The secretary resumed her position at the Mac, her fingers with their long, painted nails hovering over the keys like a pianist before the concert starts. The man slid his chair back and came over to me. The dog lifted its head with a sigh.
‘You wanted to ask something about the show?’
‘About the maker, actually.’
‘Have you seen the catalog?’
‘Yes. But it didn’t say whether he’s still working on his project, on Abgrund.’
‘As far as I know, he’s still there.’
‘But how do you get hold of his work? Does he bring it himself, or do you go and fetch it?’
The dog came up behind the man, leaned against his legs. The look on the gallery manager’s face changed, became cautious, distant. Why did I want to know all this? he asked. Perhaps he suspected that I was a demonstrator, a disturber of the peace. I asked, ‘Is it possible to meet Schultz, as far as you know? That’s what I’m interested in.’
‘It would be easier to schedule a meeting with the President, I’m afraid. I can’t remember. . no, no interviews, nothing.’
‘I saw the film,’ I said, ‘yesterday. I. . What I’m curious about, actually, is how you should look at something like this, about what kind of art you’d call it.’
He nodded.
‘I remember a happening,’ he said, ‘sometime in the late Sixties. It was the first time I saw an artist destroy his own work. A funny guy, very mild-mannered, really. Wolfgang Stoerchle, he drove a car over his own work, his paintings. Died quite suddenly. Otherwise. . well. It’s fuck-you-work, in fact. About ten years ago the guys from the Survival Research Lab did a show at Joshua Tree. They blew up things in the landscape, accompanied by deafening music from Einstürzende Neubauten. A bit of a failure, really. A pile of debris went “blooey”, and that was pretty much it. Mark Pauline still likes to blow up things, he even lost a hand in an explosion, but that was by accident. I don’t know whether Schultz saw the stuff at Joshua Tree, whether that gave him the idea. And, of course, you’ve also got Roman Singer’s Action Sculptures. .’

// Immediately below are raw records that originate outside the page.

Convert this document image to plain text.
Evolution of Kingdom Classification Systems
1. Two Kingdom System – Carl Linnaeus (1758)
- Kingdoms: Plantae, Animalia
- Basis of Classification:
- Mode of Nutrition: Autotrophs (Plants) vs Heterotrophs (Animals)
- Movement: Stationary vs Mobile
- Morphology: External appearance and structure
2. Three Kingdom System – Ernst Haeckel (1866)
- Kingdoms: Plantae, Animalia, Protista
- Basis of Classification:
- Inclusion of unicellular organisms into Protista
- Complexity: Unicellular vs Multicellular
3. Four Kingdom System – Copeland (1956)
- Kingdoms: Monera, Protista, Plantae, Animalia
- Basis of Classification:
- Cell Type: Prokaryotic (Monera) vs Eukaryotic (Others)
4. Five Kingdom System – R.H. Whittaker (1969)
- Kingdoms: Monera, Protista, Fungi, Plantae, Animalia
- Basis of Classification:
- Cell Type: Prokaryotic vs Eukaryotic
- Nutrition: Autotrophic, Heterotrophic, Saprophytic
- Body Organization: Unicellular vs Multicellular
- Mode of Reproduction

‘The Chinese,’ the girl behind him said without looking up from her terminal. ‘The Chinese do explosions, too.’
‘Fuck-you-work, all of it,’ the man said. ‘But anything like Schultz, there’s never been anything quite so, so grand. And so malicious.’
‘You think it’s malicious?’
‘Oh yes, definitely. No doubt about it.’
I thanked him for his time and said I was going to watch the film again.
‘No problem.’
I parted the tarps for the second time and went in. Sitting on the front bench, bathed in blue light, was an older couple. Again I submitted myself to his prophetic rage, cryptic as a language without vowels. The camera homed in on the workers far below as they carried off stones, the wind rasped in the mike. He ridiculed them.
‘Created for obeisance. To have gods above them, not to be gods. The radical imperative. Every man is an abyss. . but the audacity needed to be someone else’s abyss. . Unflinchingly. That’s what it is to have backbone, to be someone else’s abyss. .’
He began making his way down, gray sky above, the exhausted greenery lurching below. Schultz was humming, you could hear the gravel crunch beneath his shoes. He sang a line of the song, repeated it at intervals. Denn alle Lust will Ewigkeit, will tiefe, tiefe Ewigkeit. He stopped, aimed the camera at a higher spot. The lens slid across the lesions.